Tianjin, too, has enormous problems with air-borne pollution, despite enjoying coastal breezes. Rayner saw the soot layered on many of the city’s buildings, and he and his colleagues were concerned. “There is this rolling, shimmering white roof,” he says, describing the maritime museum design. “So we’ve been thinking about how how we do self-cleaning buildings; going into material research.” He and his colleagues originally wanted to use some kind of ceramic tile, but now they are proposing an enamelled metal tile which should be more soot-resistant. “I think the priority is going to be that this building should shimmer all the time and not look like a black cloud.”
Despite all these problems with deal-making opacity, with copyright issues, and with soot, a range of brave Australian architect firms are making the most of China’s massive urban expansion. Some have established offices in a number of the nation’s major cities – and it appears they are reaping the rewards.
The McKinsey management consulting firm predicts China will have at least 221 cities of more than one million people by 2025. And with this vast municipal growth comes an inexhaustible demand for new municipal architecture. One US academic, Jeffrey Johnson from Columbia University in New York, estimates that China is building at least 100 new municipal art galleries every year (an astonishing 395 in 2011). Commercial hubs are bulging, satellite cities merging, megapolises growing even bigger. Quickly.
Cox Rayner was wrong-footed by the extraordinary speed the Chinese authorities expected regarding the maritime museum construction. Toward the end of the design competition, as competitors fell by the wayside, the Australians began to understand that China wanted construction to begin almost immediately and to be completed within a couple of years. Startled, the Brisbane-based architects began to rethink even the way the structure would be completed. They considered elements that could be pre-fabricated, and sent by barge across the water to save time.

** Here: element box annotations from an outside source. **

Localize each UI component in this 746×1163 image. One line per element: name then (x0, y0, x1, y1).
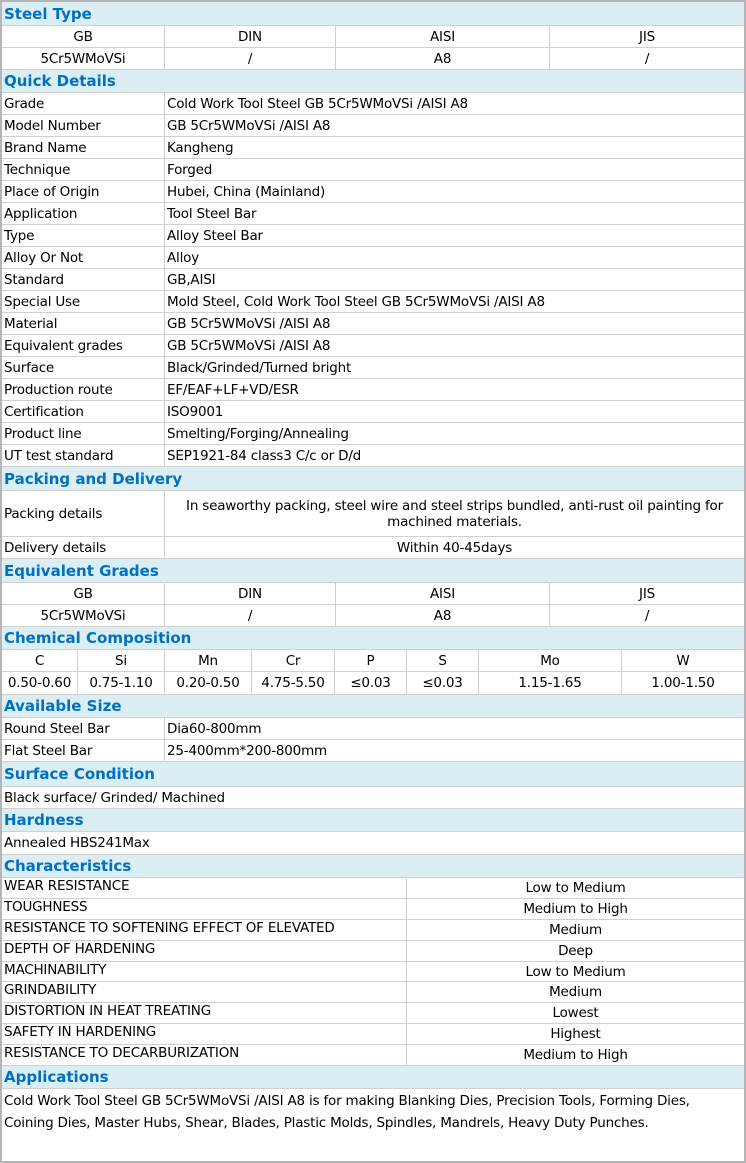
element-header: C (2, 650, 78, 671)
element-value: 0.50-0.60 (2, 672, 78, 694)
row-value: EF/EAF+LF+VD/ESR (167, 381, 299, 398)
table-row (2, 48, 744, 70)
element-header: P (335, 650, 407, 671)
section-header-packing: Packing and Delivery (2, 467, 744, 491)
column-header: JIS (639, 28, 655, 45)
section-header-hardness: Hardness (2, 809, 744, 832)
table-row (2, 335, 744, 357)
row-value: Hubei, China (Mainland) (167, 183, 326, 200)
row-value: 25-400mm*200-800mm (167, 742, 327, 759)
element-header: Mo (479, 650, 622, 671)
row-value: Mold Steel, Cold Work Tool Steel GB 5Cr5WMoVSi /AISI A8 (167, 293, 545, 310)
column-header: DIN (165, 583, 336, 604)
table-row (2, 832, 744, 855)
table-row (2, 878, 744, 899)
table-row (2, 159, 744, 181)
characteristic-name: WEAR RESISTANCE (2, 878, 407, 898)
table-row (2, 137, 744, 159)
element-value: 1.15-1.65 (479, 672, 622, 694)
section-header-equivalent_grades: Equivalent Grades (2, 559, 744, 583)
table-row (2, 982, 744, 1003)
element-header: S (407, 650, 479, 671)
row-label: Equivalent grades (2, 335, 165, 356)
row-value: Smelting/Forging/Annealing (167, 425, 349, 442)
row-value: Dia60-800mm (167, 720, 262, 737)
row-label: Model Number (2, 115, 165, 136)
row-label: Surface (2, 357, 165, 378)
grade-value: 5Cr5WMoVSi (2, 605, 165, 626)
row-label: Alloy Or Not (2, 247, 165, 268)
characteristic-rating: Highest (550, 1026, 601, 1043)
element-header: W (676, 652, 690, 669)
table-row (2, 718, 744, 740)
characteristic-rating: Low to Medium (525, 879, 626, 896)
applications-text: Cold Work Tool Steel GB 5Cr5WMoVSi /AISI A8 is for making Blanking Dies, Precision Tools, Forming Dies, Coining Dies, Master Hubs, Shear, Blades, Plastic Molds, Spindles, Mandrels, Heavy Duty Punches. (4, 1093, 690, 1132)
characteristic-name: RESISTANCE TO SOFTENING EFFECT OF ELEVATED (2, 920, 407, 940)
characteristic-rating: Deep (558, 942, 593, 959)
grade-value: 5Cr5WMoVSi (2, 48, 165, 69)
row-value: Forged (167, 161, 213, 178)
section-header-applications: Applications (2, 1066, 744, 1089)
column-header: DIN (165, 26, 336, 47)
table-row (2, 423, 744, 445)
element-header: Cr (252, 650, 335, 671)
element-header: Mn (165, 650, 252, 671)
row-label: Technique (2, 159, 165, 180)
row-label: Round Steel Bar (2, 718, 165, 739)
grade-value: / (165, 48, 336, 69)
characteristic-rating: Low to Medium (525, 963, 626, 980)
row-value: Kangheng (167, 139, 234, 156)
table-row (2, 115, 744, 137)
element-value: 1.00-1.50 (651, 675, 715, 691)
characteristic-rating: Medium to High (523, 900, 628, 917)
table-row (2, 920, 744, 941)
table-row (2, 247, 744, 269)
row-value: GB 5Cr5WMoVSi /AISI A8 (167, 315, 331, 332)
row-label: Grade (2, 93, 165, 114)
row-value: Alloy (167, 249, 199, 266)
characteristic-rating: Medium (549, 984, 602, 1001)
section-header-characteristics: Characteristics (2, 855, 744, 878)
table-row (2, 605, 744, 627)
section-header-available_size: Available Size (2, 695, 744, 718)
grade-value: / (644, 607, 650, 624)
row-value: GB 5Cr5WMoVSi /AISI A8 (167, 117, 331, 134)
grade-value: A8 (336, 605, 550, 626)
row-value: Within 40-45days (396, 539, 513, 556)
table-row (2, 787, 744, 809)
table-row (2, 269, 744, 291)
element-value: ≤0.03 (407, 672, 479, 694)
column-header: JIS (639, 585, 655, 602)
row-value: Black/Grinded/Turned bright (167, 359, 352, 376)
table-row (2, 379, 744, 401)
row-label: Place of Origin (2, 181, 165, 202)
table-row (2, 899, 744, 920)
column-header: AISI (336, 26, 550, 47)
row-label: Application (2, 203, 165, 224)
row-label: Type (2, 225, 165, 246)
characteristic-name: GRINDABILITY (2, 982, 407, 1002)
row-label: Certification (2, 401, 165, 422)
table-row (2, 181, 744, 203)
table-row (2, 401, 744, 423)
section-header-surface_condition: Surface Condition (2, 762, 744, 787)
table-row (2, 93, 744, 115)
characteristic-rating: Lowest (552, 1005, 599, 1022)
table-row (2, 941, 744, 962)
table-row (2, 740, 744, 762)
table-row (2, 225, 744, 247)
table-row (2, 962, 744, 983)
column-header: AISI (336, 583, 550, 604)
section-header-chemical_composition: Chemical Composition (2, 627, 744, 650)
characteristic-name: DEPTH OF HARDENING (2, 941, 407, 961)
table-row (2, 203, 744, 225)
row-value: GB 5Cr5WMoVSi /AISI A8 (167, 337, 331, 354)
row-label: Special Use (2, 291, 165, 312)
table-row (2, 1003, 744, 1024)
surface-text: Black surface/ Grinded/ Machined (4, 789, 225, 806)
table-row (2, 357, 744, 379)
row-label: Standard (2, 269, 165, 290)
characteristic-name: TOUGHNESS (2, 899, 407, 919)
table-row (2, 291, 744, 313)
characteristic-rating: Medium to High (523, 1047, 628, 1064)
characteristic-name: RESISTANCE TO DECARBURIZATION (2, 1045, 407, 1065)
section-header-steel_type: Steel Type (2, 2, 744, 26)
section-header-quick_details: Quick Details (2, 70, 744, 93)
table-row (2, 1024, 744, 1045)
grade-value: / (165, 605, 336, 626)
element-header: Si (78, 650, 165, 671)
header-row (2, 650, 744, 672)
row-value: In seaworthy packing, steel wire and steel strips bundled, anti-rust oil painting for machined materials. (186, 497, 723, 530)
element-value: 4.75-5.50 (252, 672, 335, 694)
table-row (2, 672, 744, 695)
row-value: Tool Steel Bar (167, 205, 257, 222)
row-label: Production route (2, 379, 165, 400)
header-row (2, 583, 744, 605)
element-value: 0.20-0.50 (165, 672, 252, 694)
hardness-text: Annealed HBS241Max (4, 835, 150, 851)
column-header: GB (2, 26, 165, 47)
element-value: ≤0.03 (335, 672, 407, 694)
header-row (2, 26, 744, 48)
characteristic-name: DISTORTION IN HEAT TREATING (2, 1003, 407, 1023)
row-label: Product line (2, 423, 165, 444)
row-value: Cold Work Tool Steel GB 5Cr5WMoVSi /AISI A8 (167, 95, 468, 112)
row-label: Brand Name (2, 137, 165, 158)
row-value: Alloy Steel Bar (167, 227, 263, 244)
row-value: GB,AISI (167, 271, 216, 288)
table-row (2, 491, 744, 537)
row-value: SEP1921-84 class3 C/c or D/d (167, 447, 362, 464)
grade-value: A8 (336, 48, 550, 69)
row-label: Packing details (2, 491, 165, 536)
table-row (2, 537, 744, 559)
grade-value: / (644, 50, 650, 67)
table-row (2, 445, 744, 467)
row-label: Material (2, 313, 165, 334)
column-header: GB (2, 583, 165, 604)
element-value: 0.75-1.10 (78, 672, 165, 694)
row-value: ISO9001 (167, 403, 224, 420)
characteristic-rating: Medium (549, 921, 602, 938)
row-label: Delivery details (2, 537, 165, 558)
characteristic-name: SAFETY IN HARDENING (2, 1024, 407, 1044)
table-row (2, 1045, 744, 1066)
table-row (2, 313, 744, 335)
row-label: UT test standard (2, 445, 165, 466)
row-label: Flat Steel Bar (2, 740, 165, 761)
characteristic-name: MACHINABILITY (2, 962, 407, 982)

Even the building site was transformed as the competition progressed. “It was an interesting site issue, Rayner recalls. “It started out as a piece of water where they were going to reclaim the land to put the building, but at the time it was still water, so the schemes tended to work with the water. But about halfway through they reclaimed the land and built the seawall, so we all had to regather our thoughts.”
The Cox Rayner design was the only Australian entry in the final six – mostly from far afield, with designs from firms based in the US, in Spain, in China and in Germany.

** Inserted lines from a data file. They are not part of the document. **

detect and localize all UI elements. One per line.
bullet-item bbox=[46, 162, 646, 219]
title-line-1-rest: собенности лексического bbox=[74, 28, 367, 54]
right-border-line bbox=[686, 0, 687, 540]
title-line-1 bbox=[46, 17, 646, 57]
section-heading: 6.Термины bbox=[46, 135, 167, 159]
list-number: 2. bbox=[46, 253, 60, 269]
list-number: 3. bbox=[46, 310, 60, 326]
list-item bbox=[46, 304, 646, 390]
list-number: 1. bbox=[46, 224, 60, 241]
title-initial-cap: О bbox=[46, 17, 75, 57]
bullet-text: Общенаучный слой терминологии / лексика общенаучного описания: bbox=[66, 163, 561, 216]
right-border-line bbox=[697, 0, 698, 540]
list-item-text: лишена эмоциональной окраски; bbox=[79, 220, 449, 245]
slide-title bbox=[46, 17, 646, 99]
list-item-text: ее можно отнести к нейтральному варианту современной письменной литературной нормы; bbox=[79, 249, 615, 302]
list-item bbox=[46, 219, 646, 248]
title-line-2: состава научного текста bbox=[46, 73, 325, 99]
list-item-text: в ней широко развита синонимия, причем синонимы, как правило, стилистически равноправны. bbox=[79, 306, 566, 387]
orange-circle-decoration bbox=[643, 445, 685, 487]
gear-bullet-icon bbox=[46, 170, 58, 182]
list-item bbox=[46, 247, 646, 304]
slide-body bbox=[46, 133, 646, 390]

The Australians were interested in the designs, and interested in the national cultural characters that seemed to shine through them. “The Spanish one, which was the one that got to the final three, was a very flourishing scheme, the German one was pretty clinical I guess, powerful but nevertheless clinical, the Americans’ tended to be more of a functional solution, I suppose,” Rayner remembers.

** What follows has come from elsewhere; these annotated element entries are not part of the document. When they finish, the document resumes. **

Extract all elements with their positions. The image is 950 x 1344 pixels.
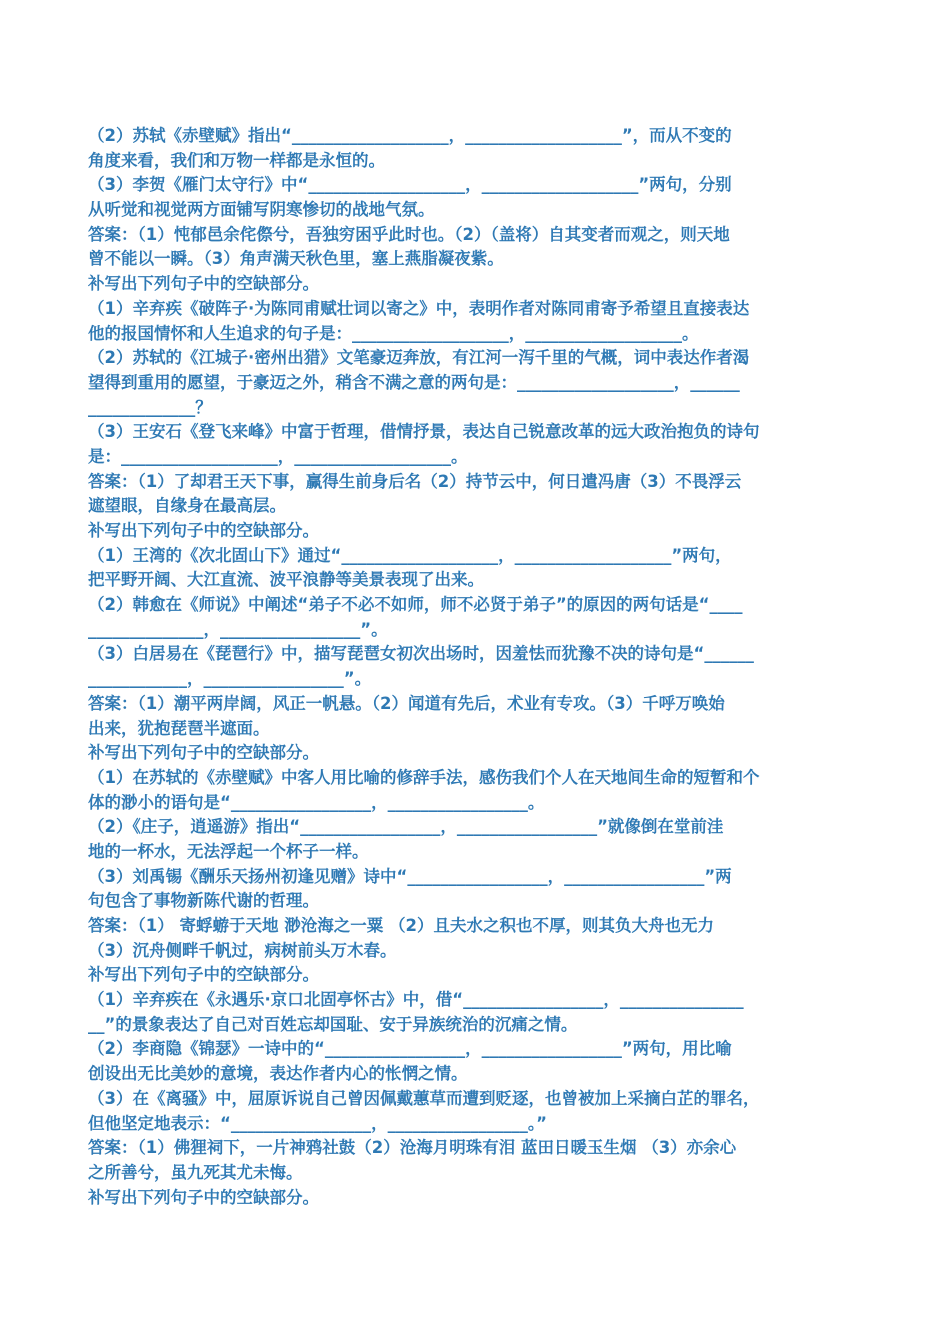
answer-line: 答案：（1）了却君王天下事，赢得生前身后名（2）持节云中，何日遣冯唐（3）不畏浮云 — [88, 471, 742, 491]
answer-line: （3）沉舟侧畔千帆过，病树前头万木春。 — [88, 940, 397, 960]
text-line: （3）白居易在《琵琶行》中，描写琵琶女初次出场时，因羞怯而犹豫不决的诗句是“______ — [88, 644, 754, 664]
section-heading: 补写出下列句子中的空缺部分。 — [88, 743, 319, 763]
text-line: 句包含了事物新陈代谢的哲理。 — [88, 891, 319, 911]
document-body — [88, 124, 864, 1210]
text-line: 望得到重用的愿望，于豪迈之外，稍含不满之意的两句是：___________________，______ — [88, 372, 740, 392]
text-line: 体的渺小的语句是“_________________，_________________。 — [88, 792, 545, 812]
text-line: （2）苏轼《赤壁赋》指出“___________________，___________________”，而从不变的 — [88, 126, 732, 145]
text-line: 他的报国情怀和人生追求的句子是：___________________，___________________。 — [88, 323, 699, 343]
answer-line: 出来，犹抱琵琶半遮面。 — [88, 718, 270, 738]
text-line: ______________，_________________”。 — [88, 619, 388, 639]
answer-line: 之所善兮，虽九死其尤未悔。 — [88, 1162, 303, 1182]
text-line: ____________，_________________”。 — [88, 669, 372, 689]
text-line: 但他坚定地表示：“_________________，_________________。” — [88, 1113, 547, 1133]
text-line: （2）苏轼的《江城子·密州出猎》文笔豪迈奔放，有江河一泻千里的气概，词中表达作者渴 — [88, 348, 750, 368]
answer-line: 答案：（1）潮平两岸阔，风正一帆悬。（2）闻道有先后，术业有专攻。（3）千呼万唤始 — [88, 693, 725, 713]
answer-line: 曾不能以一瞬。（3）角声满天秋色里，塞上燕脂凝夜紫。 — [88, 249, 504, 269]
text-line: （3）刘禹锡《酬乐天扬州初逢见赠》诗中“_________________，_________________”两 — [88, 866, 732, 886]
text-line: 是：___________________，___________________。 — [88, 446, 468, 466]
section-heading: 补写出下列句子中的空缺部分。 — [88, 965, 319, 985]
text-line: （3）王安石《登飞来峰》中富于哲理，借情抒景，表达自己锐意改革的远大政治抱负的诗句 — [88, 422, 760, 442]
text-line: （1）在苏轼的《赤壁赋》中客人用比喻的修辞手法，感伤我们个人在天地间生命的短暂和个 — [88, 767, 760, 787]
answer-line: 遮望眼，自缘身在最高层。 — [88, 496, 286, 516]
section-heading: 补写出下列句子中的空缺部分。 — [88, 274, 319, 294]
text-line: （2）《庄子，逍遥游》指出“_________________，_________________”就像倒在堂前洼 — [88, 817, 724, 837]
text-line: 把平野开阔、大江直流、波平浪静等美景表现了出来。 — [88, 570, 484, 590]
answer-line: 答案：（1）忳郁邑余侘傺兮，吾独穷困乎此时也。（2）（盖将）自其变者而观之，则天地 — [88, 224, 730, 244]
text-line: （1）辛弃疾在《永遇乐·京口北固亭怀古》中，借“_________________，_______________ — [88, 990, 744, 1010]
text-line: __”的景象表达了自己对百姓忘却国耻、安于异族统治的沉痛之情。 — [88, 1014, 578, 1034]
text-line: （2）李商隐《锦瑟》一诗中的“_________________，_________________”两句，用比喻 — [88, 1039, 732, 1059]
text-line: （3）李贺《雁门太守行》中“___________________，___________________”两句，分别 — [88, 175, 732, 195]
text-line: （1）王湾的《次北固山下》通过“___________________，___________________”两句， — [88, 545, 732, 565]
text-line: 从听觉和视觉两方面铺写阴寒惨切的战地气氛。 — [88, 200, 435, 220]
text-line: （2）韩愈在《师说》中阐述“弟子不必不如师，师不必贤于弟子”的原因的两句话是“____ — [88, 595, 743, 615]
text-line: _____________？ — [88, 397, 212, 417]
text-line: 创设出无比美妙的意境，表达作者内心的怅惘之情。 — [88, 1064, 468, 1084]
text-line: 地的一杯水，无法浮起一个杯子一样。 — [88, 841, 369, 861]
text-line: （1）辛弃疾《破阵子·为陈同甫赋壮词以寄之》中，表明作者对陈同甫寄予希望且直接表达 — [88, 298, 750, 318]
text-line: 角度来看，我们和万物一样都是永恒的。 — [88, 150, 385, 170]
answer-line: 答案：（1） 寄蜉蝣于天地 渺沧海之一粟 （2）且夫水之积也不厚，则其负大舟也无力 — [88, 916, 714, 935]
section-heading: 补写出下列句子中的空缺部分。 — [88, 1187, 319, 1207]
section-heading: 补写出下列句子中的空缺部分。 — [88, 521, 319, 540]
text-line: （3）在《离骚》中，屈原诉说自己曾因佩戴蕙草而遭到贬逐，也曾被加上采摘白芷的罪名， — [88, 1088, 760, 1108]
answer-line: 答案：（1）佛狸祠下，一片神鸦社鼓（2）沧海月明珠有泪 蓝田日暖玉生烟 （3）亦余心 — [88, 1138, 737, 1158]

And, following on the theme of national characteristics, the Australian design included a great deal of water, around the pavilions and wending through them. “Things that are natural to us are not necessarily natural to others. I guess that’s when you say about this competition, being a maritime museum, living where we are, there’s this affinity with the water that we would try to work with, no matter what. With a maritime museum it’s much more meaningful.”